Dr. Christine Blasey Ford bared her soul before the Senate Judiciary committee and offered her sworn testimony that Supreme Court nominee (and now Supreme Court Justice) Brett Kavanaugh sexually assaulted her as a teenager. During her emotional and compelling testimony, Dr. Ford recounted the trauma she endured as a result of coming forward, reliving the entire ordeal before the country. Republican men on the Senate Judiciary Committee hid behind a female prosecutor who tried to poke holes in Ford’s story in order to question her credibility. While she didn’t succeed in the eyes of many, it was all the cover the GOP needed to go ahead and vote for Kavanaugh anyway.
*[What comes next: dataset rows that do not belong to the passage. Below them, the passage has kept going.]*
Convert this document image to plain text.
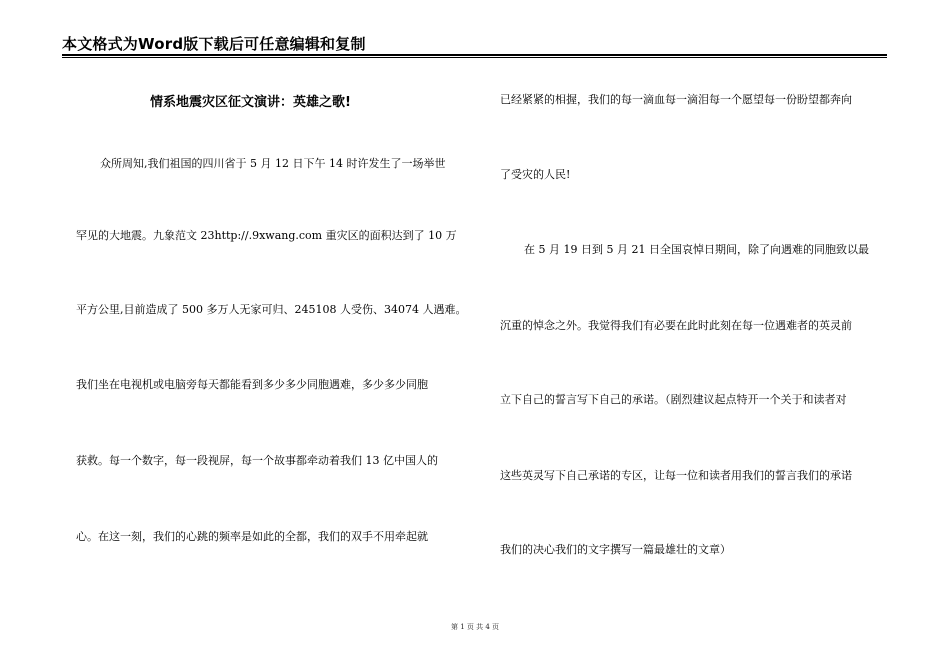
本文格式为Word版下载后可任意编辑和复制
情系地震灾区征文演讲：英雄之歌!
众所周知,我们祖国的四川省于 5 月 12 日下午 14 时许发生了一场举世
罕见的大地震。九象范文 23http://.9xwang.com 重灾区的面积达到了 10 万
平方公里,目前造成了 500 多万人无家可归、245108 人受伤、34074 人遇难。
我们坐在电视机或电脑旁每天都能看到多少多少同胞遇难，多少多少同胞
获救。每一个数字，每一段视屏，每一个故事都牵动着我们 13 亿中国人的
心。在这一刻，我们的心跳的频率是如此的全都，我们的双手不用牵起就
已经紧紧的相握，我们的每一滴血每一滴泪每一个愿望每一份盼望都奔向
了受灾的人民!
在 5 月 19 日到 5 月 21 日全国哀悼日期间，除了向遇难的同胞致以最
沉重的悼念之外。我觉得我们有必要在此时此刻在每一位遇难者的英灵前
立下自己的誓言写下自己的承诺。（剧烈建议起点特开一个关于和读者对
这些英灵写下自己承诺的专区，让每一位和读者用我们的誓言我们的承诺
我们的决心我们的文字撰写一篇最雄壮的文章）
第 1 页 共 4 页
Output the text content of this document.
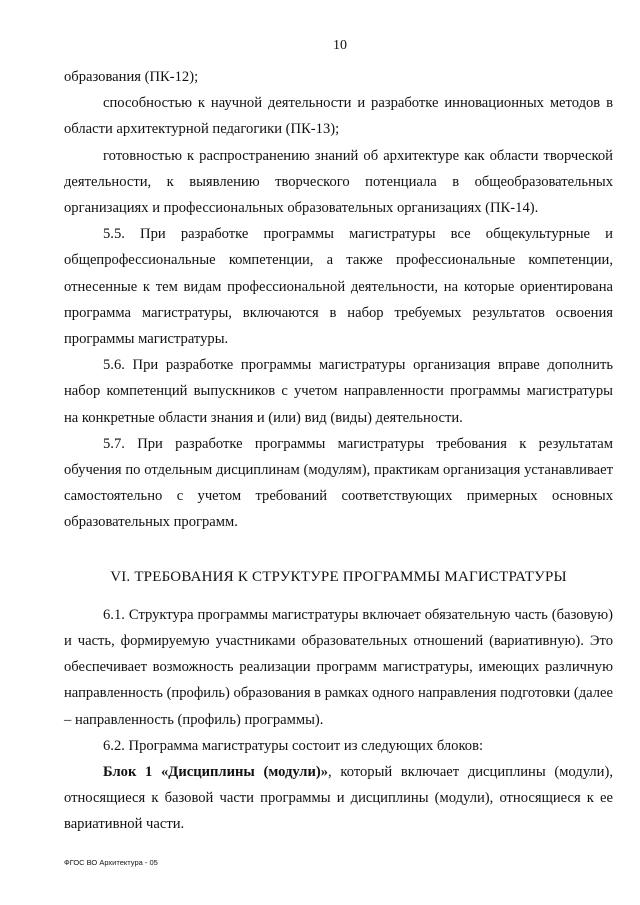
10

образования (ПК-12);

способностью к научной деятельности и разработке инновационных методов в области архитектурной педагогики (ПК-13);

готовностью к распространению знаний об архитектуре как области творческой деятельности, к выявлению творческого потенциала в общеобразовательных организациях и профессиональных образовательных организациях (ПК-14).

5.5. При разработке программы магистратуры все общекультурные и общепрофессиональные компетенции, а также профессиональные компетенции, отнесенные к тем видам профессиональной деятельности, на которые ориентирована программа магистратуры, включаются в набор требуемых результатов освоения программы магистратуры.

5.6. При разработке программы магистратуры организация вправе дополнить набор компетенций выпускников с учетом направленности программы магистратуры на конкретные области знания и (или) вид (виды) деятельности.

5.7. При разработке программы магистратуры требования к результатам обучения по отдельным дисциплинам (модулям), практикам организация устанавливает самостоятельно с учетом требований соответствующих примерных основных образовательных программ.

VI. ТРЕБОВАНИЯ К СТРУКТУРЕ ПРОГРАММЫ МАГИСТРАТУРЫ

6.1. Структура программы магистратуры включает обязательную часть (базовую) и часть, формируемую участниками образовательных отношений (вариативную). Это обеспечивает возможность реализации программ магистратуры, имеющих различную направленность (профиль) образования в рамках одного направления подготовки (далее – направленность (профиль) программы).

6.2. Программа магистратуры состоит из следующих блоков:

Блок 1 «Дисциплины (модули)», который включает дисциплины (модули), относящиеся к базовой части программы и дисциплины (модули), относящиеся к ее вариативной части.

ФГОС ВО Архитектура - 05
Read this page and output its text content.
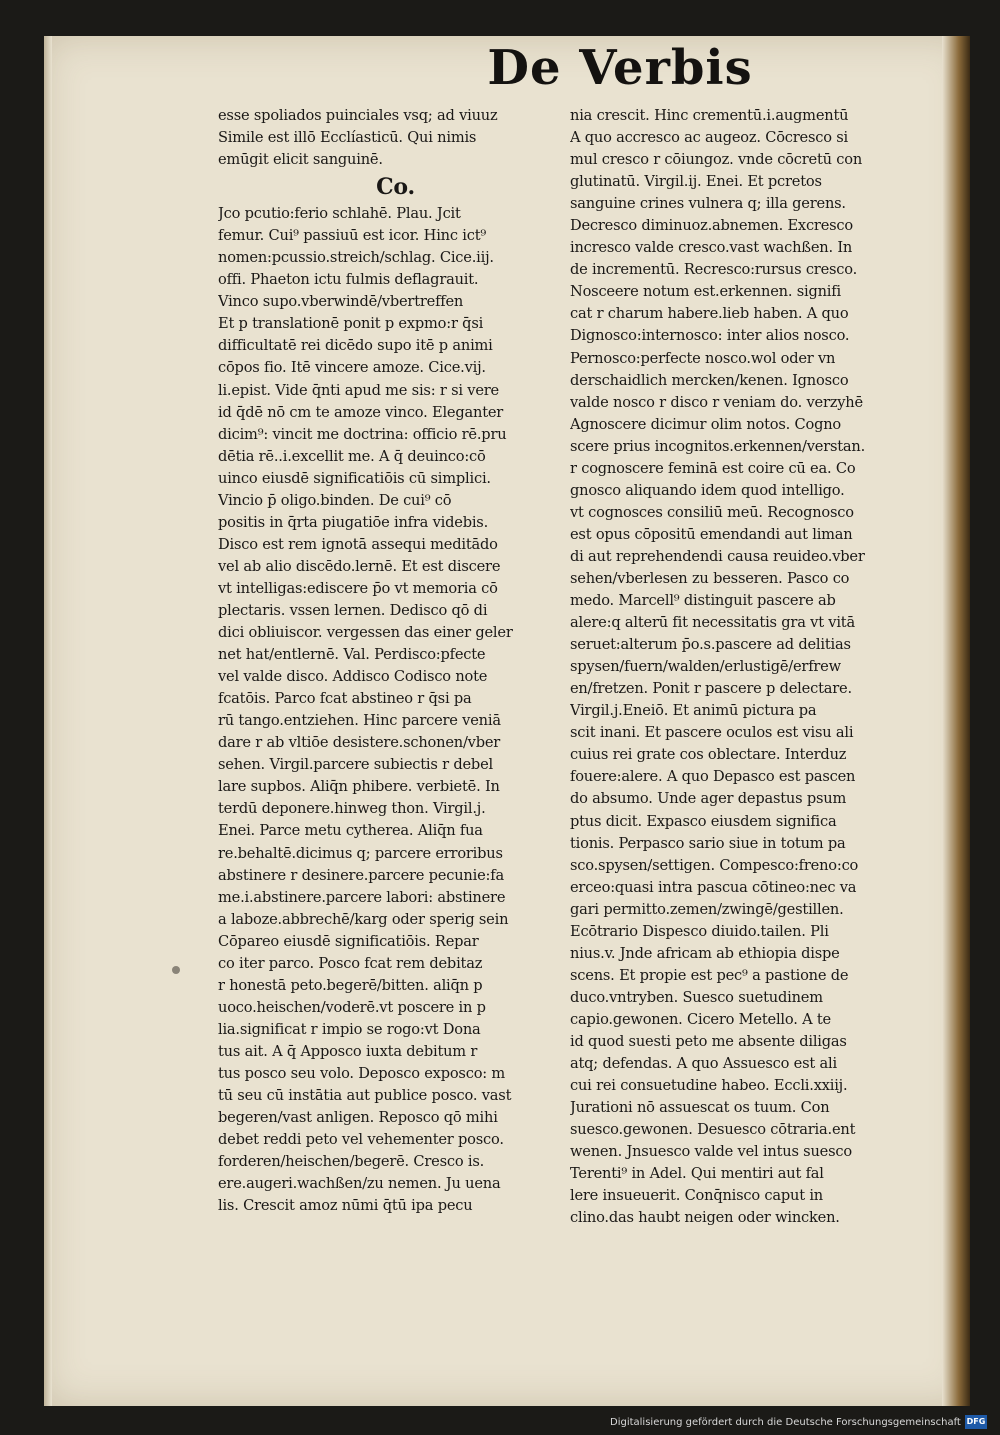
De Verbis
esse spoliados puinciales vsq; ad viuuz
Simile est illō Ecclíasticū. Qui nimis
emūgit elicit sanguinē.
Co.
Jco pcutio:ferio schlahē. Plau. Jcit
femur. Cui⁹ passiuū est icor. Hinc ict⁹
nomen:pcussio.streich/schlag. Cice.iij.
offi. Phaeton ictu fulmis deflagrauit.
Vinco supo.vberwindē/vbertreffen
Et p translationē ponit p expmo:r q̄si
difficultatē rei dicēdo supo itē p animi
cōpos fio. Itē vincere amoze. Cice.vij.
li.epist. Vide q̄nti apud me sis: r si vere
id q̄dē nō cm te amoze vinco. Eleganter
dicim⁹: vincit me doctrina: officio rē.pru
dētia rē..i.excellit me. A q̄ deuinco:cō
uinco eiusdē significatiōis cū simplici.
Vincio p̄ oligo.binden. De cui⁹ cō
positis in q̄rta piugatiōe infra videbis.
Disco est rem ignotā assequi meditādo
vel ab alio discēdo.lernē. Et est discere
vt intelligas:ediscere p̄o vt memoria cō
plectaris. vssen lernen. Dedisco qō di
dici obliuiscor. vergessen das einer geler
net hat/entlernē. Val. Perdisco:pfecte
vel valde disco. Addisco Codisco note
fcatōis. Parco fcat abstineo r q̄si pa
rū tango.entziehen. Hinc parcere veniā
dare r ab vltiōe desistere.schonen/vber
sehen. Virgil.parcere subiectis r debel
lare supbos. Aliq̄n phibere. verbietē. In
terdū deponere.hinweg thon. Virgil.j.
Enei. Parce metu cytherea. Aliq̄n fua
re.behaltē.dicimus q; parcere erroribus
abstinere r desinere.parcere pecunie:fa
me.i.abstinere.parcere labori: abstinere
a laboze.abbrechē/karg oder sperig sein
Cōpareo eiusdē significatiōis. Repar
co iter parco. Posco fcat rem debitaz
r honestā peto.begerē/bitten. aliq̄n p
uoco.heischen/voderē.vt poscere in p
lia.significat r impio se rogo:vt Dona
tus ait. A q̄ Apposco iuxta debitum r
tus posco seu volo. Deposco exposco: m
tū seu cū instātia aut publice posco. vast
begeren/vast anligen. Reposco qō mihi
debet reddi peto vel vehementer posco.
forderen/heischen/begerē. Cresco is.
ere.augeri.wachßen/zu nemen. Ju uena
lis. Crescit amoz nūmi q̄tū ipa pecu
nia crescit. Hinc crementū.i.augmentū
A quo accresco ac augeoz. Cōcresco si
mul cresco r cōiungoz. vnde cōcretū con
glutinatū. Virgil.ij. Enei. Et pcretos
sanguine crines vulnera q; illa gerens.
Decresco diminuoz.abnemen. Excresco
incresco valde cresco.vast wachßen. In
de incrementū. Recresco:rursus cresco.
Nosceere notum est.erkennen. signifi
cat r charum habere.lieb haben. A quo
Dignosco:internosco: inter alios nosco.
Pernosco:perfecte nosco.wol oder vn
derschaidlich mercken/kenen. Ignosco
valde nosco r disco r veniam do. verzyhē
Agnoscere dicimur olim notos. Cogno
scere prius incognitos.erkennen/verstan.
r cognoscere feminā est coire cū ea. Co
gnosco aliquando idem quod intelligo.
vt cognosces consiliū meū. Recognosco
est opus cōpositū emendandi aut liman
di aut reprehendendi causa reuideo.vber
sehen/vberlesen zu besseren. Pasco co
medo. Marcell⁹ distinguit pascere ab
alere:q alterū fit necessitatis gra vt vitā
seruet:alterum p̄o.s.pascere ad delitias
spysen/fuern/walden/erlustigē/erfrew
en/fretzen. Ponit r pascere p delectare.
Virgil.j.Eneiō. Et animū pictura pa
scit inani. Et pascere oculos est visu ali
cuius rei grate cos oblectare. Interduz
fouere:alere. A quo Depasco est pascen
do absumo. Unde ager depastus psum
ptus dicit. Expasco eiusdem significa
tionis. Perpasco sario siue in totum pa
sco.spysen/settigen. Compesco:freno:co
erceo:quasi intra pascua cōtineo:nec va
gari permitto.zemen/zwingē/gestillen.
Ecōtrario Dispesco diuido.tailen. Pli
nius.v. Jnde africam ab ethiopia dispe
scens. Et propie est pec⁹ a pastione de
duco.vntryben. Suesco suetudinem
capio.gewonen. Cicero Metello. A te
id quod suesti peto me absente diligas
atq; defendas. A quo Assuesco est ali
cui rei consuetudine habeo. Eccli.xxiij.
Jurationi nō assuescat os tuum. Con
suesco.gewonen. Desuesco cōtraria.ent
wenen. Jnsuesco valde vel intus suesco
Terenti⁹ in Adel. Qui mentiri aut fal
lere insueuerit. Conq̄nisco caput in
clino.das haubt neigen oder wincken.
Digitalisierung gefördert durch die Deutsche Forschungsgemeinschaft DFG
Ellen Degeneres, who was herself sexually abused as a teenager, was angry at the way Ford was treated. Sitting down with Savannah Guthrie on the Today show, Degeneres detailed her fury at the spectacle.

“As a victim of sexual abuse, I am furious at people who don’t believe it and who say, ‘How do you not remember exactly what day it was?’” Degeneres said. “You don’t remember those things. What you remember is what happened to you, where you were, and how you feel. That’s what you remember.”

She went on to contrast Ford’s steady yet emotional testimony with Kavanaugh’s embarrassing tantrum and criticized the double standard on display:

“Imagine if Dr. Ford would have been that angry on the stand and would have talked back to somebody questioning her,” she continued. “Women aren’t supposed to do that, but [Kavanaugh] can get away with it, because he was angry. She was angry, too, but she controlled herself and was hurt, but she’s not allowed to do that, because we’re not allowed to do that.”

Following Kavanaugh’s confirmation, Degeneres tweeted in solidarity with Dr. Christine Blasey Ford letting her know that her tremendous sacrifice wouldn’t be in vain.

Twitter

Ellen previously shared the story of her assault alongside actress Busy Philipps, who wrote about her own abuse as a teenager.

“Listen to me and believe what I’m saying” is an incredibly simple and straightforward thing to ask of your fellow human beings. Forcing women to relive their trauma every time another woman comes forward in the hopes that this simple ask might go answered is appalling.